W niedzielę, 12 września, rano oficer dyżurny olsztyńskiej policji przyjął zawiadomienie o zaginięciu 27-letniego mężczyzny. Służby natychmiast rozpoczęły akcję poszukiwawczą. Jak ustalili policjanci, 27-latek w nocy z soboty na niedzielę, oddalił się od grupy znajomych, z którymi przebywał w jednym z domków letniskowych na terenie gminy Purda i poszedł w nieznanym kierunku. Znajomi próbowali najpierw sami znaleźć 27-latka. Dotarli do brzegu jeziora Klebarskiego, grupa znaleźli rzeczy, należące prawdopodobnie do ich kolegi. Wtedy natychmiast zaalarmowali policję.

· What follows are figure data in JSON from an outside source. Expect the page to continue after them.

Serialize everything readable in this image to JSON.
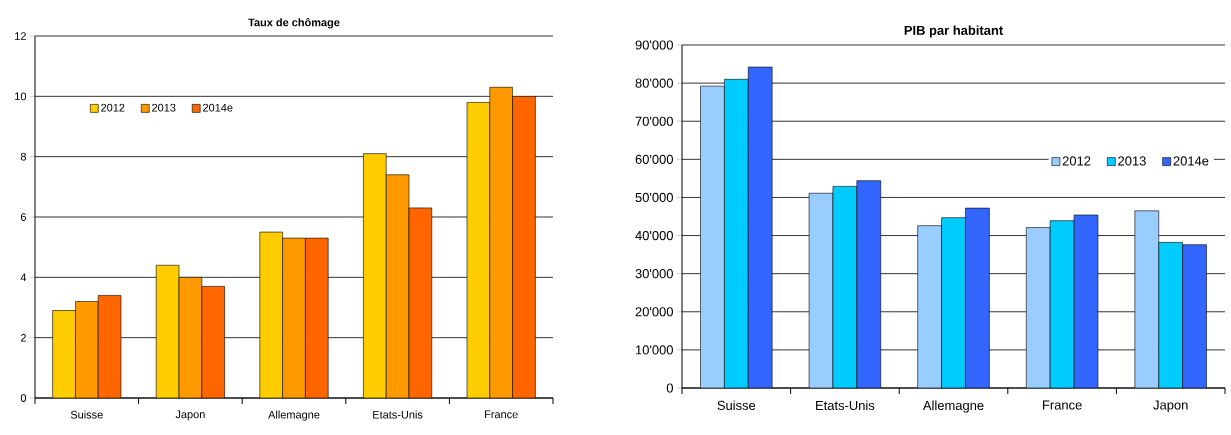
{
  "chart_data": [
    {
      "type": "bar",
      "title": "Taux de chômage",
      "categories": [
        "Suisse",
        "Japon",
        "Allemagne",
        "Etats-Unis",
        "France"
      ],
      "series": [
        {
          "name": "2012",
          "color": "#ffcc00",
          "values": [
            2.9,
            4.4,
            5.5,
            8.1,
            9.8
          ]
        },
        {
          "name": "2013",
          "color": "#ff9900",
          "values": [
            3.2,
            4.0,
            5.3,
            7.4,
            10.3
          ]
        },
        {
          "name": "2014e",
          "color": "#ff6600",
          "values": [
            3.4,
            3.7,
            5.3,
            6.3,
            10.0
          ]
        }
      ],
      "ylim": [
        0,
        12
      ],
      "yticks": [
        0,
        2,
        4,
        6,
        8,
        10,
        12
      ],
      "grid": "y",
      "legend": "top left"
    },
    {
      "type": "bar",
      "title": "PIB par habitant",
      "categories": [
        "Suisse",
        "Etats-Unis",
        "Allemagne",
        "France",
        "Japon"
      ],
      "series": [
        {
          "name": "2012",
          "color": "#99ccff",
          "values": [
            79200,
            51100,
            42600,
            42100,
            46500
          ]
        },
        {
          "name": "2013",
          "color": "#00ccff",
          "values": [
            81000,
            52900,
            44700,
            43900,
            38200
          ]
        },
        {
          "name": "2014e",
          "color": "#3366ff",
          "values": [
            84200,
            54400,
            47200,
            45400,
            37600
          ]
        }
      ],
      "ylim": [
        0,
        90000
      ],
      "yticks": [
        0,
        {
          "value": 10000,
          "label": "10'000"
        },
        {
          "value": 20000,
          "label": "20'000"
        },
        {
          "value": 30000,
          "label": "30'000"
        },
        {
          "value": 40000,
          "label": "40'000"
        },
        {
          "value": 50000,
          "label": "50'000"
        },
        {
          "value": 60000,
          "label": "60'000"
        },
        {
          "value": 70000,
          "label": "70'000"
        },
        {
          "value": 80000,
          "label": "80'000"
        },
        {
          "value": 90000,
          "label": "90'000"
        }
      ],
      "grid": "y",
      "legend": "right"
    }
  ]
}
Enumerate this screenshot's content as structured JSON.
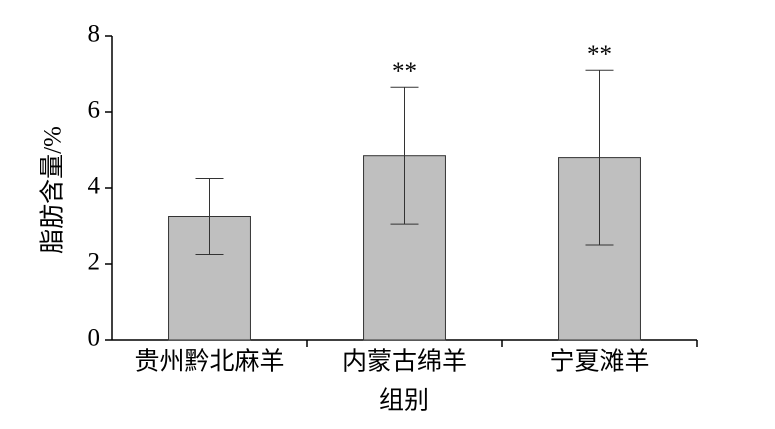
{
  "chart_data": {
    "type": "bar",
    "xlabel": "组别",
    "ylabel": "脂肪含量/%",
    "categories": [
      "贵州黔北麻羊",
      "内蒙古绵羊",
      "宁夏滩羊"
    ],
    "values": [
      3.25,
      4.85,
      4.8
    ],
    "errors": [
      1.0,
      1.8,
      2.3
    ],
    "annotations": [
      null,
      "**",
      "**"
    ],
    "color": "#bfbfbf",
    "ylim": [
      0,
      8
    ],
    "yticks": [
      0,
      2,
      4,
      6,
      8
    ],
    "grid": false
  }
}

Akcję poszukiwawczą rozpoczęto bezpośrednio po otrzymaniu zawiadomienia o zaginięciu. Niedzielne działania nie przyniosły rezultatu, dlatego następnego dnia od rana zostały one wznowione i trwają do chwili obecnej. Do akcji poszukiwawczej zaangażowani zostali wolontariusze PCK, żołnierze WOT, policjanci z KMP w Olsztynie i z Komisariatu Policji w Barczewie oraz płetwonurkowie z Grupy Specjalnej Płetwonurków RP. Do poszukiwań wykorzystano m.in. psy tropiące specjalizujące się w poszukiwaniach osób żywych oraz specjalistyczny sprzęt w postaci quadów, sprzętu nawigacyjnego, łodzi wyposażonych w sonar i drony. Aktualnie przeczesywane jest dno jeziora Klebarskiego.
Przypomnijmy, że kilka dni temu olsztyńska policja również szukała innego, zaginionego mężczyzny. Niestety, 24-latek ze Zduńskiej Woli został odnaleziony martwy.